Was TNR Wrong? Duh.
June 18, 2004
In a hilarious attempt at self criticism, “The Editors” at The New Republic have excreted a piece called “Were We Wrong?” (Their answer: No.) You have to read this nonsense for yourself. But here is the flavor of it, from the editors of what might be The Worst Magazine in the World.
They do admit: “The central assumption underlying this magazine's strategic rationale for war now appears to have been wrong.” (They’re referring to the idea that Iraq was busily building a nuclear weapon.) Duh. Everyone with any sense knew that before the war. Those with no sense figured it out a few weeks after the war. Then there is TNR, just realizing it now.
“Should we have known that the key assumption underlying our strategic rationale for war would prove false?” ask TNR’s editors, plaintively. Well, okay, says TNR , there were lots of people shouting that Iraq didn’t have nukes, or even a live program, and maybe “in retrospect, we should have paid more attention to these warning signs. But, at the time, there seemed good reason not to.” (I can think of one “good reason”: Marty Peretz is a pro-Israel warmonger.) Anyway, for having followed Mr. Peretz down the garden path: “We feel regret--but no shame.” No—shame is foreign to TNR’s war fanatics. Why? Because “if our strategic rationale for war has collapsed, our moral one has not.”
So. We are getting lectures on moral causes for war from TNR.

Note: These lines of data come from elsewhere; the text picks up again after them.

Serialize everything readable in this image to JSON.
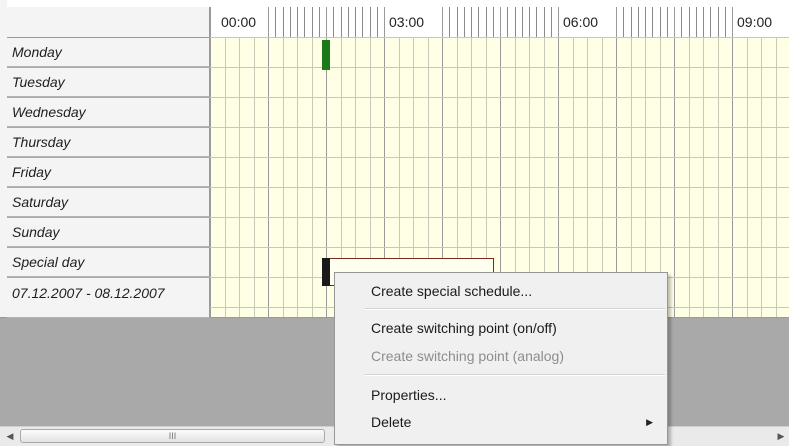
{
  "header": {
    "hours": [
      "00:00",
      "03:00",
      "06:00",
      "09:00"
    ]
  },
  "rows": [
    {
      "label": "Monday"
    },
    {
      "label": "Tuesday"
    },
    {
      "label": "Wednesday"
    },
    {
      "label": "Thursday"
    },
    {
      "label": "Friday"
    },
    {
      "label": "Saturday"
    },
    {
      "label": "Sunday"
    },
    {
      "label": "Special day"
    },
    {
      "label": "07.12.2007 - 08.12.2007"
    }
  ],
  "schedule": {
    "on_segment_color": "#1a7a1a"
  },
  "context_menu": {
    "create_special_schedule": "Create special schedule...",
    "create_switching_on_off": "Create switching point (on/off)",
    "create_switching_analog": "Create switching point (analog)",
    "properties": "Properties...",
    "delete": "Delete",
    "delete_arrow": "▶"
  },
  "scrollbar": {
    "left_arrow": "◀",
    "thumb_grip": "III",
    "right_arrow": "▶"
  }
}
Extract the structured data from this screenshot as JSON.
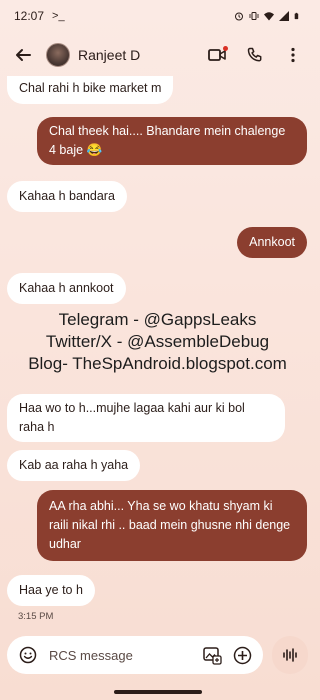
{
  "status_bar": {
    "time": "12:07",
    "prompt_glyph": ">_"
  },
  "header": {
    "contact_name": "Ranjeet D"
  },
  "messages": [
    {
      "dir": "in",
      "text": "Chal rahi h bike market m"
    },
    {
      "dir": "out",
      "text": "Chal theek hai.... Bhandare mein chalenge 4 baje 😂"
    },
    {
      "dir": "in",
      "text": "Kahaa h bandara"
    },
    {
      "dir": "out",
      "text": "Annkoot"
    },
    {
      "dir": "in",
      "text": "Kahaa h annkoot"
    },
    {
      "dir": "in",
      "text": "Haa wo to h...mujhe lagaa kahi aur ki bol raha h"
    },
    {
      "dir": "in",
      "text": "Kab aa raha h yaha"
    },
    {
      "dir": "out",
      "text": "AA rha abhi... Yha se wo khatu shyam ki raili nikal rhi .. baad mein ghusne nhi denge udhar"
    },
    {
      "dir": "in",
      "text": "Haa ye to h"
    }
  ],
  "watermark": {
    "line1": "Telegram - @GappsLeaks",
    "line2": "Twitter/X - @AssembleDebug",
    "line3": "Blog- TheSpAndroid.blogspot.com"
  },
  "timestamp": "3:15 PM",
  "composer": {
    "placeholder": "RCS message"
  },
  "icons": {
    "back": "arrow-back-icon",
    "video": "video-call-icon",
    "phone": "phone-icon",
    "more": "more-vert-icon",
    "emoji": "emoji-icon",
    "gallery": "gallery-icon",
    "add": "add-icon",
    "voice": "voice-waveform-icon"
  },
  "colors": {
    "background": "#fbeae4",
    "outgoing_bubble": "#8b3e2f",
    "incoming_bubble": "#ffffff",
    "accent_dot": "#d93025"
  }
}
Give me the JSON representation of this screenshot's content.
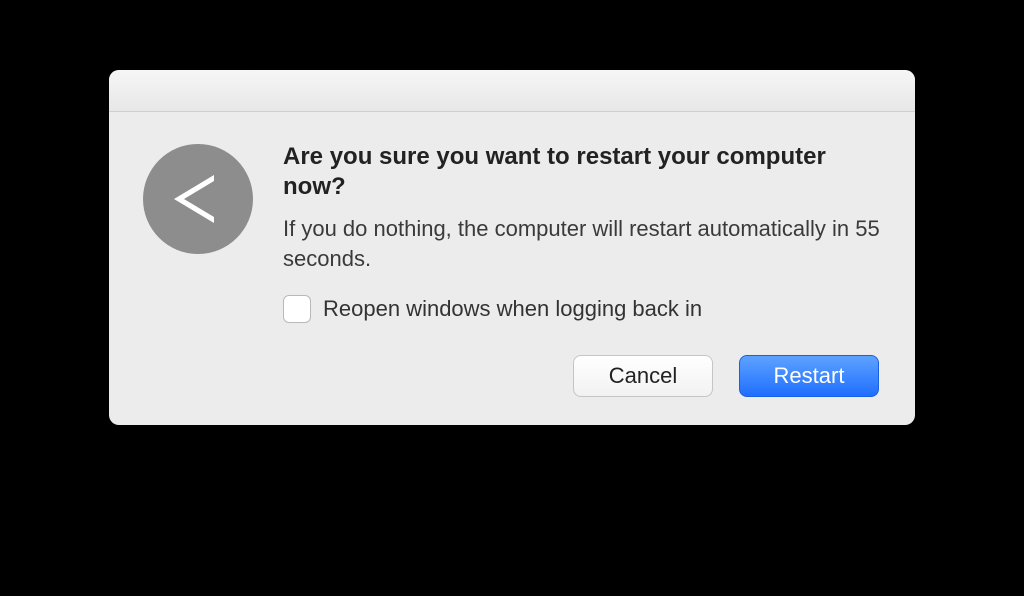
{
  "dialog": {
    "heading": "Are you sure you want to restart your computer now?",
    "subtext": "If you do nothing, the computer will restart automatically in 55 seconds.",
    "checkbox": {
      "label": "Reopen windows when logging back in",
      "checked": false
    },
    "buttons": {
      "cancel": "Cancel",
      "restart": "Restart"
    },
    "icon": "restart-arrow"
  }
}
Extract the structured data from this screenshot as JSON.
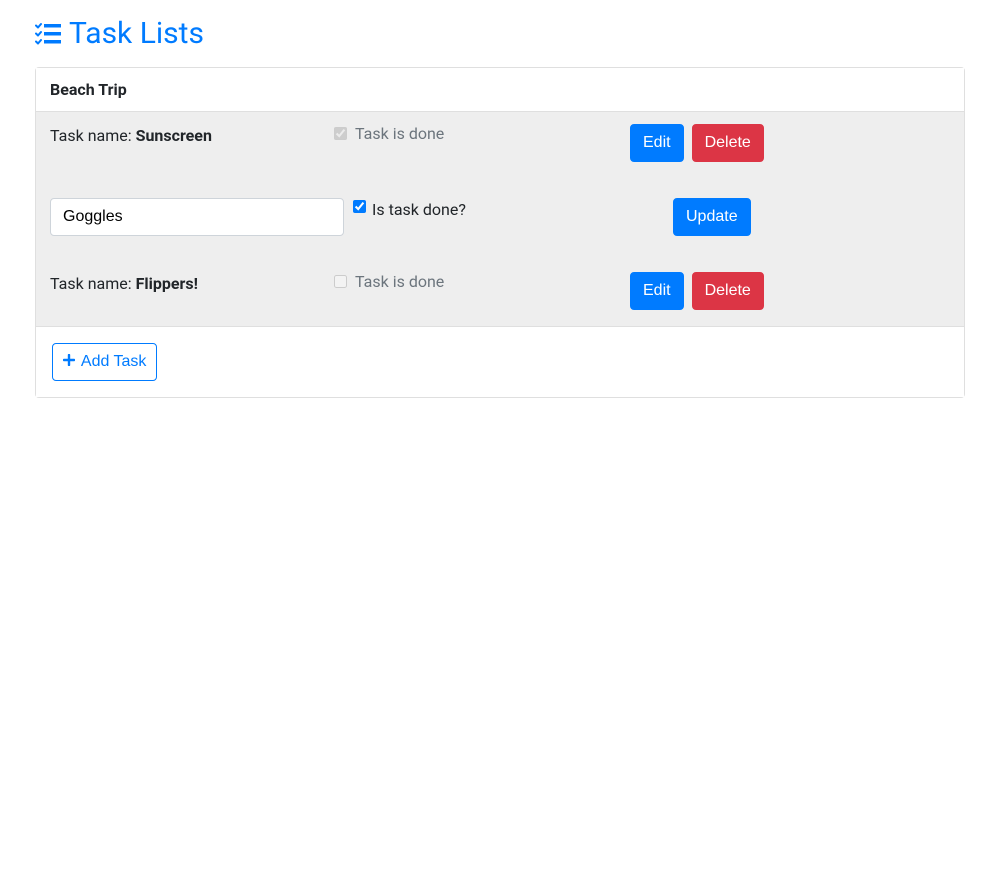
{
  "page": {
    "title": "Task Lists"
  },
  "taskList": {
    "title": "Beach Trip"
  },
  "labels": {
    "task_name_prefix": "Task name: ",
    "task_is_done": "Task is done",
    "is_task_done_q": "Is task done?",
    "edit": "Edit",
    "delete": "Delete",
    "update": "Update",
    "add_task": "Add Task"
  },
  "tasks": [
    {
      "name": "Sunscreen",
      "done": true,
      "mode": "view"
    },
    {
      "name": "Goggles",
      "done": true,
      "mode": "edit"
    },
    {
      "name": "Flippers!",
      "done": false,
      "mode": "view"
    }
  ]
}
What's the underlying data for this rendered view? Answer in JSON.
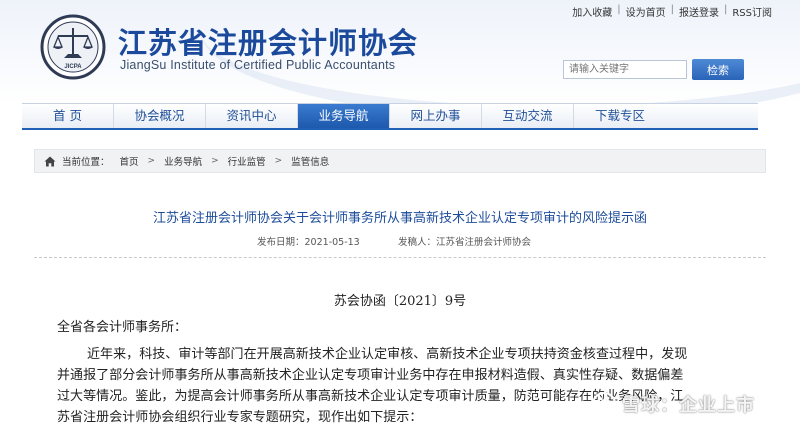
{
  "header": {
    "title": "江苏省注册会计师协会",
    "subtitle": "JiangSu Institute of Certified Public Accountants",
    "logo_text": "JICPA",
    "top_links": [
      "加入收藏",
      "设为首页",
      "报送登录",
      "RSS订阅"
    ],
    "search": {
      "placeholder": "请输入关键字",
      "button_label": "检索"
    }
  },
  "nav": {
    "items": [
      "首 页",
      "协会概况",
      "资讯中心",
      "业务导航",
      "网上办事",
      "互动交流",
      "下载专区"
    ],
    "active_index": 3
  },
  "breadcrumb": {
    "prefix": "当前位置：",
    "items": [
      "首页",
      "业务导航",
      "行业监管",
      "监管信息"
    ]
  },
  "article": {
    "title": "江苏省注册会计师协会关于会计师事务所从事高新技术企业认定专项审计的风险提示函",
    "date_label": "发布日期：",
    "date": "2021-05-13",
    "source_label": "发稿人：",
    "source": "江苏省注册会计师协会",
    "doc_number": "苏会协函〔2021〕9号",
    "salutation": "全省各会计师事务所：",
    "body_lines": [
      "近年来，科技、审计等部门在开展高新技术企业认定审核、高新技术企业专项扶持资金核查过程中，发现",
      "并通报了部分会计师事务所从事高新技术企业认定专项审计业务中存在申报材料造假、真实性存疑、数据偏差",
      "过大等情况。鉴此，为提高会计师事务所从事高新技术企业认定专项审计质量，防范可能存在的业务风险，江",
      "苏省注册会计师协会组织行业专家专题研究，现作出如下提示："
    ]
  },
  "watermark": {
    "text": "雪球：企业上市"
  },
  "colors": {
    "brand_blue": "#1b4a9c",
    "nav_active": "#2a64b8",
    "title_blue": "#1d4c9a"
  }
}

Meanwhile, one of TNR’s scribblers has come out blasting “realism.” This impressionist is none other than that Bill Kristol wanna-be, Lawrence F. Kaplan. In last week’s issue, Kaplan goes after the emerging realist consensus (on which, see my next item, below). “With Iraq awash in violence, foreign policy realism is the rage in both the Bush and Kerry camps. But can realists really fight the war on terrorism?” asks Kaplan. In a silly piece called “Springtime for Realism,” Kaplan struggles (and fails) to defend the pro-war clique’s views. He cites recent Bush criticism of “realists” who have “lost contact with a fundamental reality,” and opines: “Trouble is, the very realists whom President Bush decries are now running his foreign policy.” (That, of course, is plainly false: a few would-be realists are trying to clean up the mess that The New Republic’s friends created in Iraq, and not very well—while the neocons, at last count, are still all in place.)
Maybe it’s time for mass resignations from TNR. Any takers?